Frank tersentak kecil, merona sedikit dan tersenyum lebar setelahnya. "Begitulah," beralih memandang ke arah deretan bangku penonton yang sepi, mendapati seorang gadis bresuarai coklat keemasan sedang berajalan mendekat ke arahnya. Frank tersenyum kecil. "dan ada lagi.."

Satu alis Minho terangkat tinggi. Wajah Frank sekarang terlihat jauh lebih konyol. Pemuda itu memandang ke satu arah dan memasang cengiran bodoh seperti sedang keracunan laktosa. Minho mengikuti arah pandang Frank, dan membelalak seketika. "Fai, jangan katakan kalau gadis itu—"

"Pacarku." Frank megucapkannya mantap penuh nada bangga.

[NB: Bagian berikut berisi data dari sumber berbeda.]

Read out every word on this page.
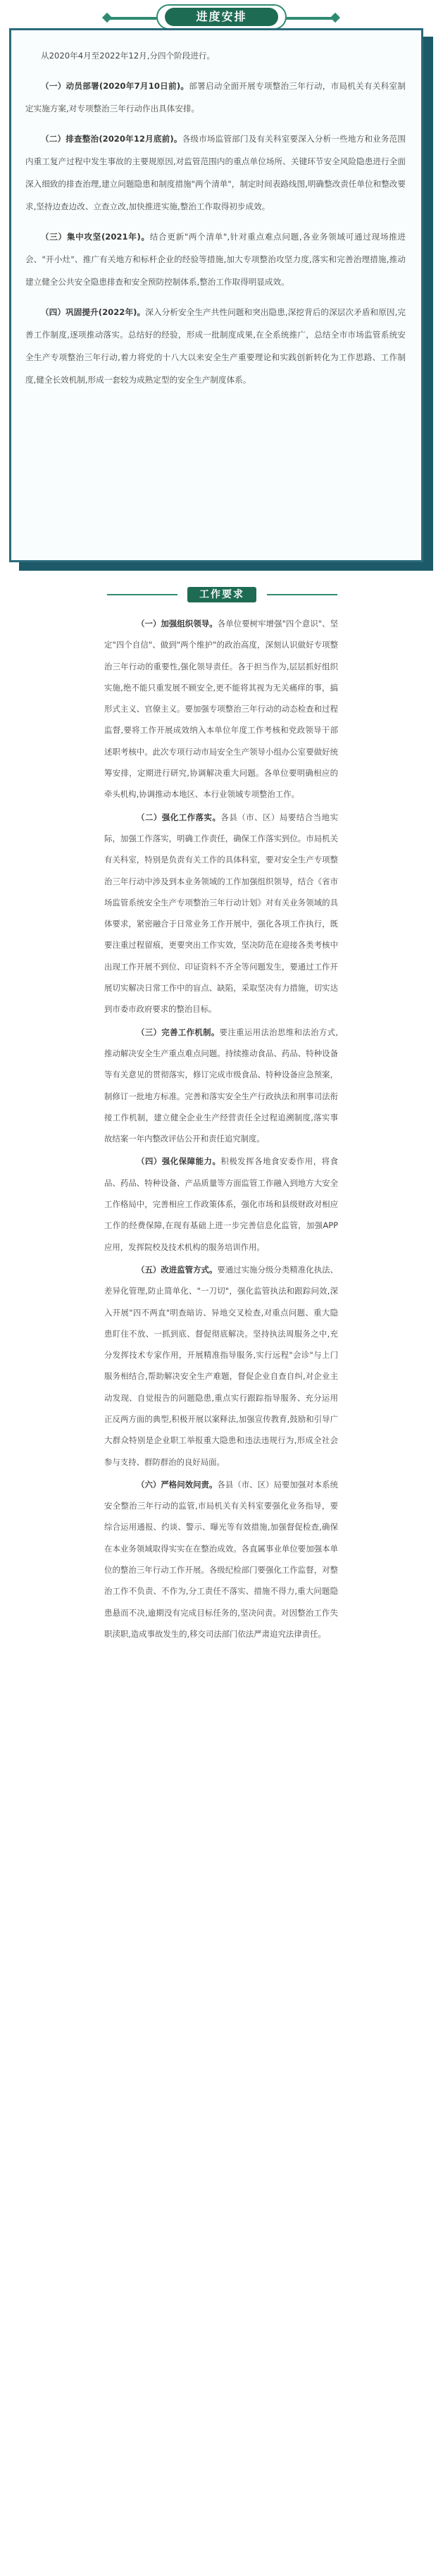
进度安排

从2020年4月至2022年12月,分四个阶段进行。

（一）动员部署(2020年7月10日前)。部署启动全面开展专项整治三年行动，市局机关有关科室制定实施方案,对专项整治三年行动作出具体安排。

（二）排查整治(2020年12月底前)。各级市场监管部门及有关科室要深入分析一些地方和业务范围内重工复产过程中发生事故的主要规原因,对监管范围内的重点单位场所、关键环节安全风险隐患进行全面深入细致的排查治理,建立问题隐患和制度措施"两个清单"，制定时间表路线图,明确整改责任单位和整改要求,坚持边查边改、立查立改,加快推进实施,整治工作取得初步成效。

（三）集中攻坚(2021年)。结合更新"两个清单",针对重点难点问题,各业务领域可通过现场推进会、"开小灶"、推广有关地方和标杆企业的经验等措施,加大专项整治攻坚力度,落实和完善治理措施,推动建立健全公共安全隐患排查和安全预防控制体系,整治工作取得明显成效。

（四）巩固提升(2022年)。深入分析安全生产共性问题和突出隐患,深挖背后的深层次矛盾和原因,完善工作制度,逐项推动落实。总结好的经验，形成一批制度成果,在全系统推广，总结全市市场监管系统安全生产专项整治三年行动,着力将党的十八大以来安全生产重要理论和实践创新转化为工作思路、工作制度,健全长效机制,形成一套较为成熟定型的安全生产制度体系。

工作要求

（一）加强组织领导。各单位要树牢增强"四个意识"、坚定"四个自信"、做到"两个维护"的政治高度，深刻认识做好专项整治三年行动的重要性,强化领导责任。各于担当作为,层层抓好组织实施,绝不能只重发展不顾安全,更不能将其视为无关痛痒的事，搞形式主义、官僚主义。要加强专项整治三年行动的动态检查和过程监督,要将工作开展成效纳入本单位年度工作考核和党政领导干部述职考核中。此次专项行动市局安全生产领导小组办公室要做好统筹安排，定期进行研究,协调解决重大问题。各单位要明确相应的牵头机构,协调推动本地区、本行业领域专项整治工作。

（二）强化工作落实。各县（市、区）局要结合当地实际，加强工作落实，明确工作责任，确保工作落实到位。市局机关有关科室，特别是负责有关工作的具体科室，要对安全生产专项整治三年行动中涉及到本业务领域的工作加强组织领导，结合《省市场监管系统安全生产专项整治三年行动计划》对有关业务领域的具体要求，紧密融合于日常业务工作开展中，强化各项工作执行，既要注重过程留痕，更要突出工作实效，坚决防范在迎接各类考核中出现工作开展不到位、印证资料不齐全等问题发生，要通过工作开展切实解决日常工作中的盲点、缺陷，采取坚决有力措施，切实达到市委市政府要求的整治目标。

（三）完善工作机制。要注重运用法治思维和法治方式,推动解决安全生产重点难点问题。持续推动食品、药品、特种设备等有关意见的贯彻落实，修订完成市级食品、特种设备应急预案，制修订一批地方标准。完善和落实安全生产行政执法和刑事司法衔接工作机制，建立健全企业生产经营责任全过程追溯制度,落实事故结案一年内整改评估公开和责任追究制度。

（四）强化保障能力。积极发挥各地食安委作用，将食品、药品、特种设备、产品质量等方面监管工作融入到地方大安全工作格局中，完善相应工作政策体系，强化市场和县级财政对相应工作的经费保障,在现有基础上进一步完善信息化监管，加强APP应用，发挥院校及技术机构的服务培训作用。

（五）改进监管方式。要通过实施分级分类精准化执法、差异化管理,防止简单化、"一刀切"，强化监管执法和跟踪问效,深入开展"四不两直"明查暗访、异地交叉检查,对重点问题、重大隐患盯住不放、一抓到底、督促彻底解决。坚持执法周服务之中,充分发挥技术专家作用，开展精准指导服务,实行远程"会诊"与上门服务相结合,帮助解决安全生产难题，督促企业自查自纠,对企业主动发现、自觉报告的问题隐患,重点实行跟踪指导服务、充分运用正反两方面的典型,积极开展以案释法,加强宣传教育,鼓励和引导广大群众特别是企业职工举报重大隐患和违法违规行为,形成全社会参与支持、群防群治的良好局面。

（六）严格问效问责。各县（市、区）局要加强对本系统安全整治三年行动的监管,市局机关有关科室要强化业务指导，要综合运用通报、约谈、警示、曝光等有效措施,加强督促检查,确保在本业务领域取得实实在在整治成效。各直属事业单位要加强本单位的整治三年行动工作开展。各级纪检部门要强化工作监督，对整治工作不负责、不作为,分工责任不落实、措施不得力,重大问题隐患悬而不决,逾期没有完成目标任务的,坚决问责。对因整治工作失职渎职,造成事故发生的,移交司法部门依法严肃追究法律责任。
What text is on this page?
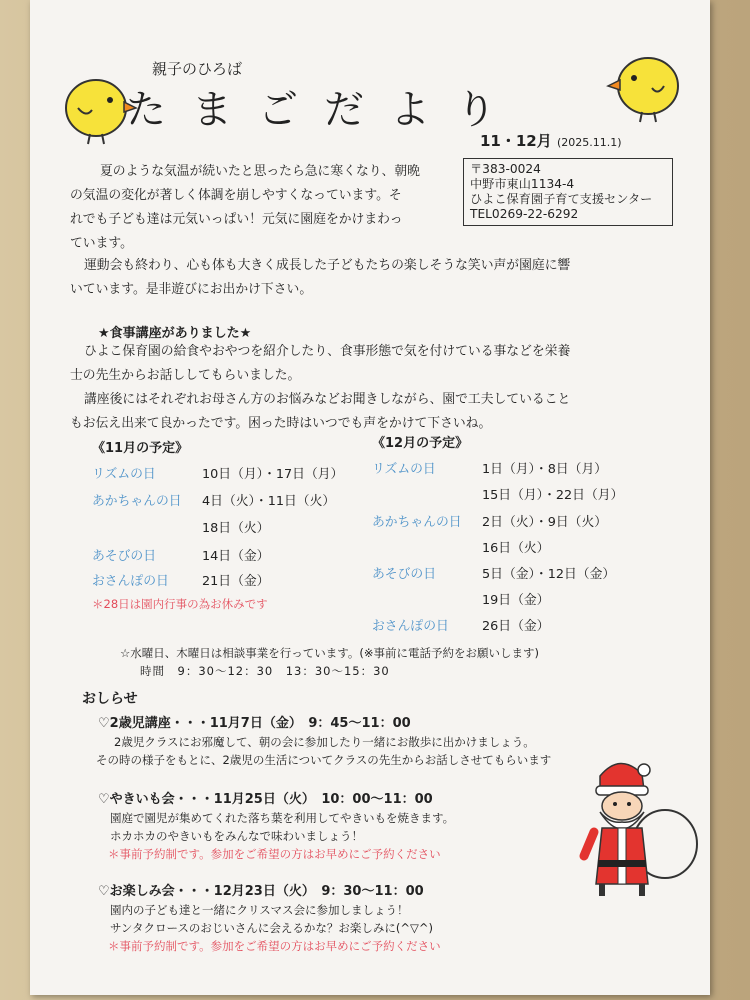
親子のひろば
たまごだより
11・12月 (2025.11.1)
〒383-0024
中野市東山1134-4
ひよこ保育園子育て支援センター
TEL0269-22-6292
夏のような気温が続いたと思ったら急に寒くなり、朝晩
の気温の変化が著しく体調を崩しやすくなっています。そ
れでも子ども達は元気いっぱい！元気に園庭をかけまわっ
ています。
運動会も終わり、心も体も大きく成長した子どもたちの楽しそうな笑い声が園庭に響
いています。是非遊びにお出かけ下さい。
★食事講座がありました★
ひよこ保育園の給食やおやつを紹介したり、食事形態で気を付けている事などを栄養
士の先生からお話ししてもらいました。
講座後にはそれぞれお母さん方のお悩みなどお聞きしながら、園で工夫していること
もお伝え出来て良かったです。困った時はいつでも声をかけて下さいね。
《11月の予定》
リズムの日	10日（月）・17日（月）
あかちゃんの日 4日（火）・11日（火）
18日（火）
あそびの日	14日（金）
おさんぽの日	21日（金）
＊28日は園内行事の為お休みです
《12月の予定》
リズムの日	1日（月）・8日（月）
15日（月）・22日（月）
あかちゃんの日 2日（火）・9日（火）
16日（火）
あそびの日	5日（金）・12日（金）
19日（金）
おさんぽの日	26日（金）
☆水曜日、木曜日は相談事業を行っています。(※事前に電話予約をお願いします)
時間　9：30～12：30　13：30～15：30
おしらせ
♡2歳児講座・・・11月7日（金）　9：45～11：00
2歳児クラスにお邪魔して、朝の会に参加したり一緒にお散歩に出かけましょう。
その時の様子をもとに、2歳児の生活についてクラスの先生からお話しさせてもらいます
♡やきいも会・・・11月25日（火）　10：00～11：00
園庭で園児が集めてくれた落ち葉を利用してやきいもを焼きます。
ホカホカのやきいもをみんなで味わいましょう！
＊事前予約制です。参加をご希望の方はお早めにご予約ください
♡お楽しみ会・・・12月23日（火）　9：30～11：00
園内の子ども達と一緒にクリスマス会に参加しましょう！
サンタクロースのおじいさんに会えるかな？お楽しみに(^▽^)
＊事前予約制です。参加をご希望の方はお早めにご予約ください
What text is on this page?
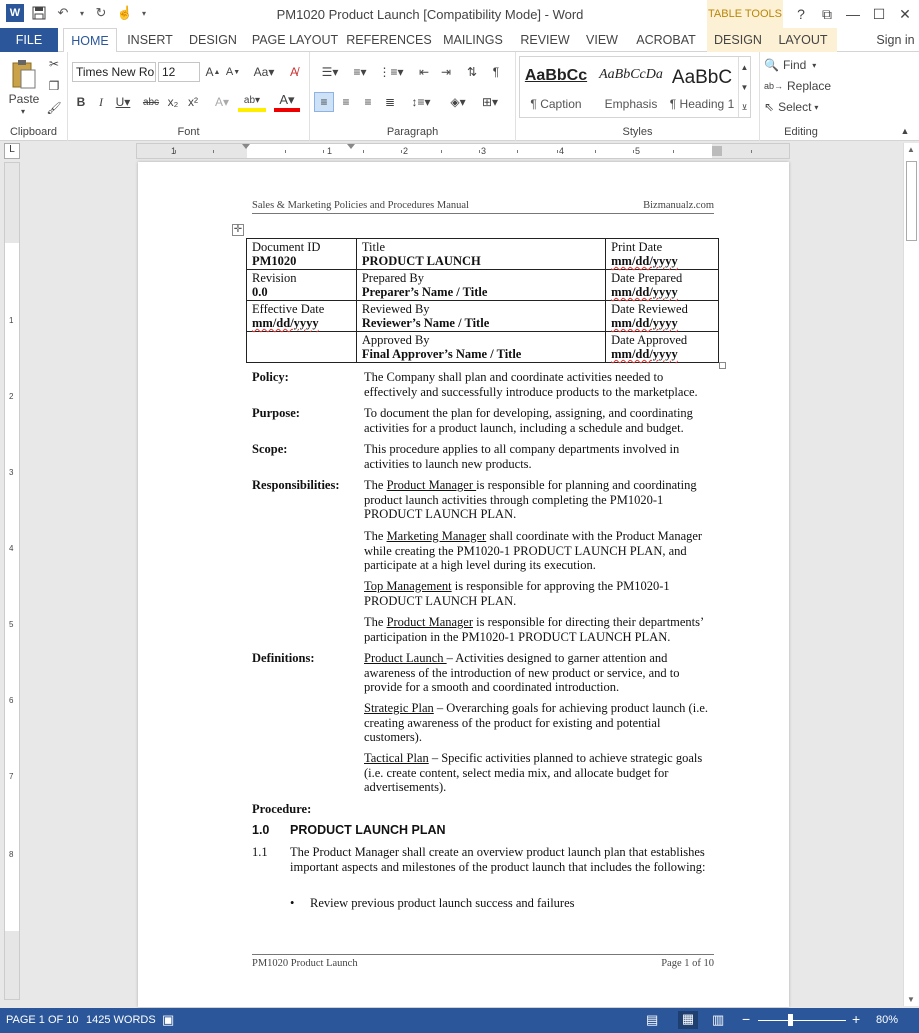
W	↶	▾ ↻ ☝ ▾	PM1020 Product Launch [Compatibility Mode] - Word	TABLE TOOLS	?	⧉	— ☐ ✕
FILE	HOME	INSERT	DESIGN	PAGE LAYOUT REFERENCES MAILINGS	REVIEW	VIEW	ACROBAT	DESIGN	LAYOUT	Sign in
Paste
▾
✂
❐
🖌
Clipboard
Times New Ro 12	A ▲ A ▼	Aa▾	A̸
B	I	U▾	abc x₂ x²	A▾	ab▾	A▾
Font
☰▾	≡▾ ⋮≡▾	⇤ ⇥	⇅	¶
≡	≡	≡	≣	↕≡▾	◈▾	⊞▾
Paragraph	Styles
AaBbCc
¶ Caption
AaBbCcDa
Emphasis
AaBbC
¶ Heading 1
▲
▼
⊻
🔍 Find ▾
ab→ Replace
⇖ Select ▾
Editing	▲
L	1	1	2	3	4	5
1
2
3
4
5
6
7
8
Sales & Marketing Policies and Procedures Manual	Bizmanualz.com
✛
Document ID
PM1020	Title
PRODUCT LAUNCH	Print Date
mm/dd/yyyy
Revision
0.0	Prepared By
Preparer’s Name / Title	Date Prepared
mm/dd/yyyy
Effective Date
mm/dd/yyyy	Reviewed By
Reviewer’s Name / Title	Date Reviewed
mm/dd/yyyy
	Approved By
Final Approver’s Name / Title	Date Approved
mm/dd/yyyy
Policy:	The Company shall plan and coordinate activities needed to effectively and successfully introduce products to the marketplace.
Purpose:	To document the plan for developing, assigning, and coordinating activities for a product launch, including a schedule and budget.
Scope:	This procedure applies to all company departments involved in activities to launch new products.
Responsibilities:	The Product Manager is responsible for planning and coordinating product launch activities through completing the PM1020-1 PRODUCT LAUNCH PLAN.
The Marketing Manager shall coordinate with the Product Manager while creating the PM1020-1 PRODUCT LAUNCH PLAN, and participate at a high level during its execution.
Top Management is responsible for approving the PM1020-1 PRODUCT LAUNCH PLAN.
The Product Manager is responsible for directing their departments’ participation in the PM1020-1 PRODUCT LAUNCH PLAN.
Definitions:	Product Launch – Activities designed to garner attention and awareness of the introduction of new product or service, and to provide for a smooth and coordinated introduction.
Strategic Plan – Overarching goals for achieving product launch (i.e. creating awareness of the product for existing and potential customers).
Tactical Plan – Specific activities planned to achieve strategic goals (i.e. create content, select media mix, and allocate budget for advertisements).
Procedure:
1.0 PRODUCT LAUNCH PLAN
1.1 The Product Manager shall create an overview product launch plan that establishes important aspects and milestones of the product launch that includes the following:
• Review previous product launch success and failures
PM1020 Product Launch	Page 1 of 10
▲
▼
PAGE 1 OF 10 1425 WORDS ▣	▤ ▦ ▥ −	+ 80%
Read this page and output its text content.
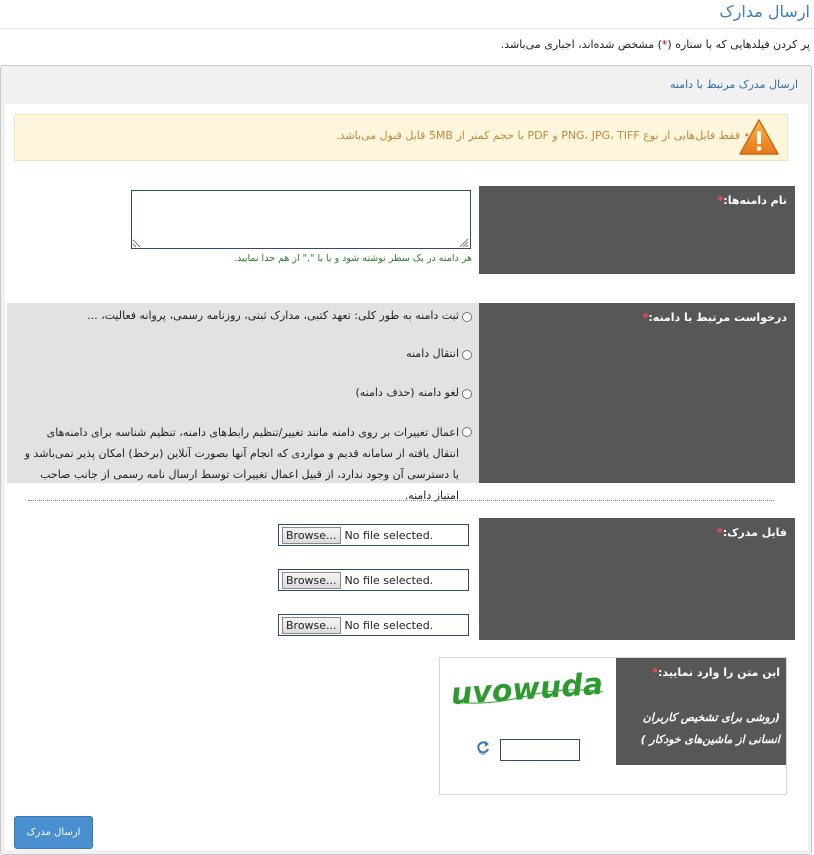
ارسال مدارک
پر کردن فیلدهایی که با ستاره (*) مشخص شده‌اند، اجباری می‌باشد.
ارسال مدرک مرتبط با دامنه
• فقط فایل‌هایی از نوع PNG، JPG، TIFF و PDF با حجم کمتر از 5MB قابل قبول می‌باشد.
نام دامنه‌ها:*
هر دامنه در یک سطر نوشته شود و یا با "," از هم جدا نمایید.
درخواست مرتبط با دامنه:*
ثبت دامنه به طور کلی: تعهد کتبی، مدارک ثبتی، روزنامه رسمی، پروانه فعالیت، ...
انتقال دامنه
لغو دامنه (حذف دامنه)
اعمال تغییرات بر روی دامنه مانند تغییر/تنظیم رابط‌های دامنه، تنظیم شناسه برای دامنه‌های انتقال یافته از سامانه قدیم و مواردی که انجام آنها بصورت آنلاین (برخط) امکان پذیر نمی‌باشد و یا دسترسی آن وجود ندارد، از قبیل اعمال تغییرات توسط ارسال نامه رسمی از جانب صاحب امتیاز دامنه.
فایل مدرک:*
Browse... No file selected.
Browse... No file selected.
Browse... No file selected.
این متن را وارد نمایید:*
(روشی برای تشخیص کاربران انسانی از ماشین‌های خودکار )
uvowuda
ارسال مدرک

Hebat, pikir Minho. Dia sudah cukup shock melihat boneka koala Frank berubah jadi badak kekar, dan sekarang sepupu imutnya itu juga punya pacar? Minho jelas-jelas kalah. Dia tidak menyangka remaja Frank akan jadi se-mengerikan ini.

"Hai, Frank." Gadis itu sudah berdiri di hadapan keduanya. Memasang senyum manis dan wajah ramah tanpa dibuat-buat. Minho mengernyitkan alis, gadis itu terlihat lebih muda, matanya berwarna seperti emas, kulitnya mengkilat coklat manis seperti madu.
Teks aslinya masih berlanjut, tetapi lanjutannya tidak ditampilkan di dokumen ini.